Radix sort is a O(digits·keys) sorting algorithm which relies on integer key grouping to successfully process and naturally order the specified data set. Basing the sort on structure and positional notation, many other data types which can be represented in integer form (i.e. ASCII characters) can take advantage of the algorithm. Sorting occurs by acting on the comparison between item digits in the same position. Two alternative version of the algorithm exists, both tackling the problem from the opposite direction. In this post I will be describing an iterative lowest significant digit implementation which as the name hints at, starts processing from the right most digit position. This implementation results in a stable sort, where as the other implementation, tackles the most significant digit first and can not make such guarantees. In a stable sorting algorithm the initial ordering of equal keys is left unchanged in the result.

```
public static void radixSort(int[] arr)
{
Queue<Integer>[] buckets = new Queue[10];
for (int i = 0; i < 10; i++)
buckets[i] = new LinkedList<Integer>();
boolean sorted = false;
int expo = 1;
while ( ! sorted) {
sorted = true;
for (int item : arr) {
int bucket = (item / expo) % 10;
if (bucket > 0) sorted = false;
buckets[bucket].add(item);
}
expo *= 10;
int index = 0;
for (Queue<Integer> bucket : buckets)
while ( ! bucket.isEmpty())
arr[index++] = bucket.remove();
}
assert isSorted(arr);
}
```

Above shows an example of a queue-based least significant digit radix sorting implementation. Starting from the right-most digit, the process occurs over multiple passes, distributing each item into calculated buckets, based on positional key. After each pass through the collection the items are retrieved in order from each bucket.

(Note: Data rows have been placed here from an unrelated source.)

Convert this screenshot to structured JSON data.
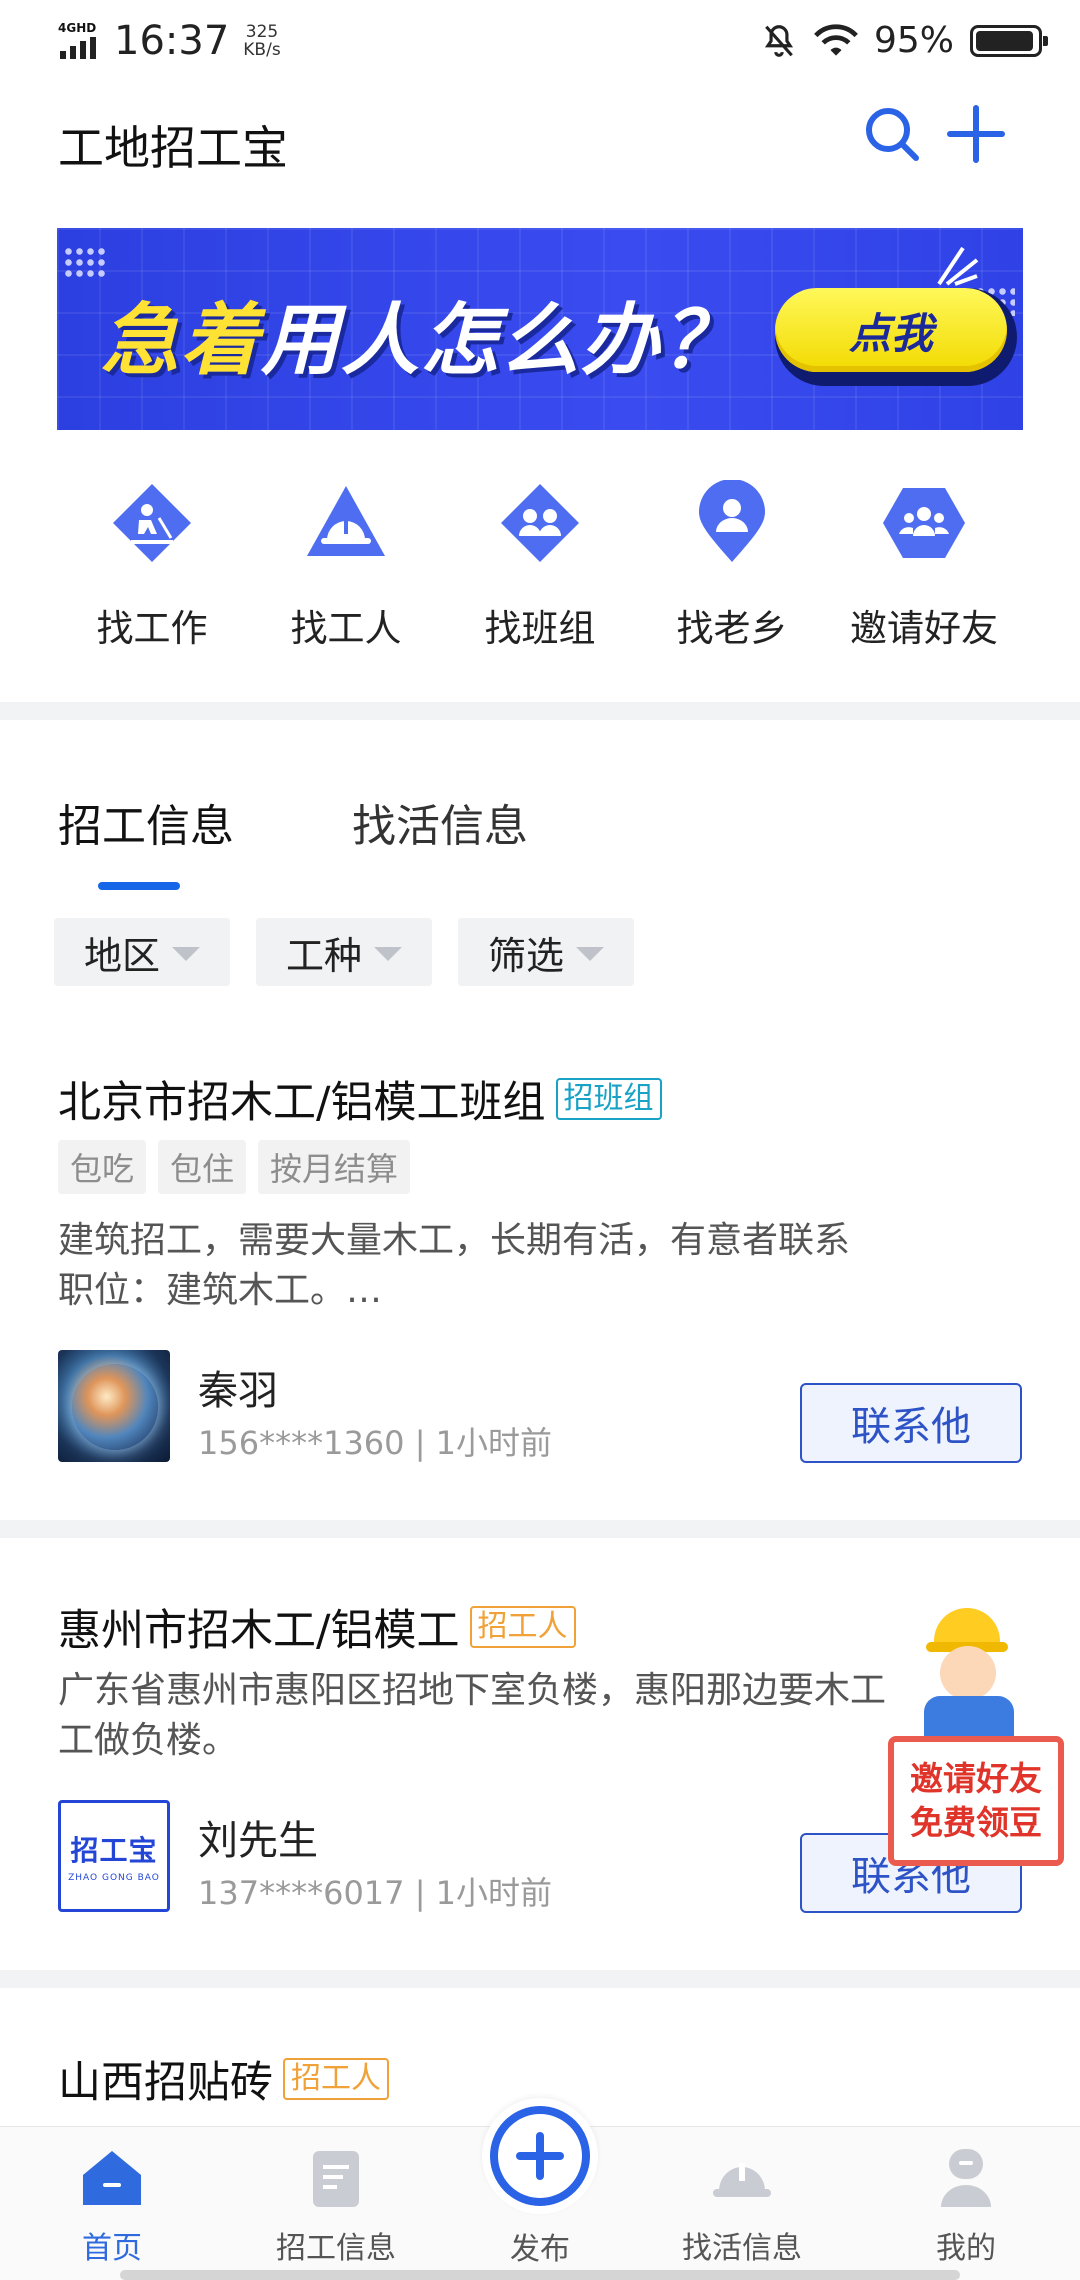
{
  "status_bar": {
    "network": "4GHD",
    "time": "16:37",
    "speed_value": "325",
    "speed_unit": "KB/s",
    "battery": "95%",
    "battery_level": 0.95
  },
  "header": {
    "title": "工地招工宝",
    "search_icon": "search-icon",
    "add_icon": "plus-icon"
  },
  "banner": {
    "text_highlight": "急着",
    "text_rest": "用人怎么办？",
    "button": "点我",
    "colors": {
      "background": "#3a4cf0",
      "highlight": "#ffe234",
      "button": "#fff85a"
    }
  },
  "quick_nav": [
    {
      "label": "找工作",
      "icon": "worker-digging-icon"
    },
    {
      "label": "找工人",
      "icon": "hard-hat-icon"
    },
    {
      "label": "找班组",
      "icon": "team-icon"
    },
    {
      "label": "找老乡",
      "icon": "location-person-icon"
    },
    {
      "label": "邀请好友",
      "icon": "group-icon"
    }
  ],
  "tabs": {
    "active": "招工信息",
    "inactive": "找活信息",
    "accent": "#1667e8"
  },
  "filters": [
    "地区",
    "工种",
    "筛选"
  ],
  "listings": [
    {
      "title": "北京市招木工/铝模工班组",
      "tag": "招班组",
      "chips": [
        "包吃",
        "包住",
        "按月结算"
      ],
      "desc_line1": "建筑招工，需要大量木工，长期有活，有意者联系",
      "desc_line2": "职位：建筑木工。…",
      "name": "秦羽",
      "meta": "156****1360  |  1小时前",
      "button": "联系他"
    },
    {
      "title": "惠州市招木工/铝模工",
      "tag": "招工人",
      "desc_line1": "广东省惠州市惠阳区招地下室负楼，惠阳那边要木工",
      "desc_line2": "工做负楼。",
      "avatar_text": "招工宝",
      "avatar_subtext": "ZHAO GONG BAO",
      "name": "刘先生",
      "meta": "137****6017  |  1小时前",
      "button": "联系他"
    },
    {
      "title": "山西招贴砖",
      "tag": "招工人"
    }
  ],
  "float_badge": {
    "line1": "邀请好友",
    "line2": "免费领豆"
  },
  "bottom_nav": [
    {
      "label": "首页",
      "icon": "home-icon",
      "active": true
    },
    {
      "label": "招工信息",
      "icon": "document-icon",
      "active": false
    },
    {
      "label": "发布",
      "icon": "plus-circle-icon",
      "active": false
    },
    {
      "label": "找活信息",
      "icon": "helmet-icon",
      "active": false
    },
    {
      "label": "我的",
      "icon": "user-icon",
      "active": false
    }
  ]
}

This process is repeated up and including to the length of the longest key.

```
private static boolean isSorted(int[] arr)
{
for (int i = 1; i < arr.length; i++)
if (arr[i - 1] > arr[i])
return false;
return true;
}
```

To make sure that the resulting processed data set is correctly sorted an assertion was included. Using such a feature is great in development, allowing you to verify the correctness of a specific invariant. This assertion can be activated at run-time by inclusion of the ‘-ea’ option in the ‘java’ command.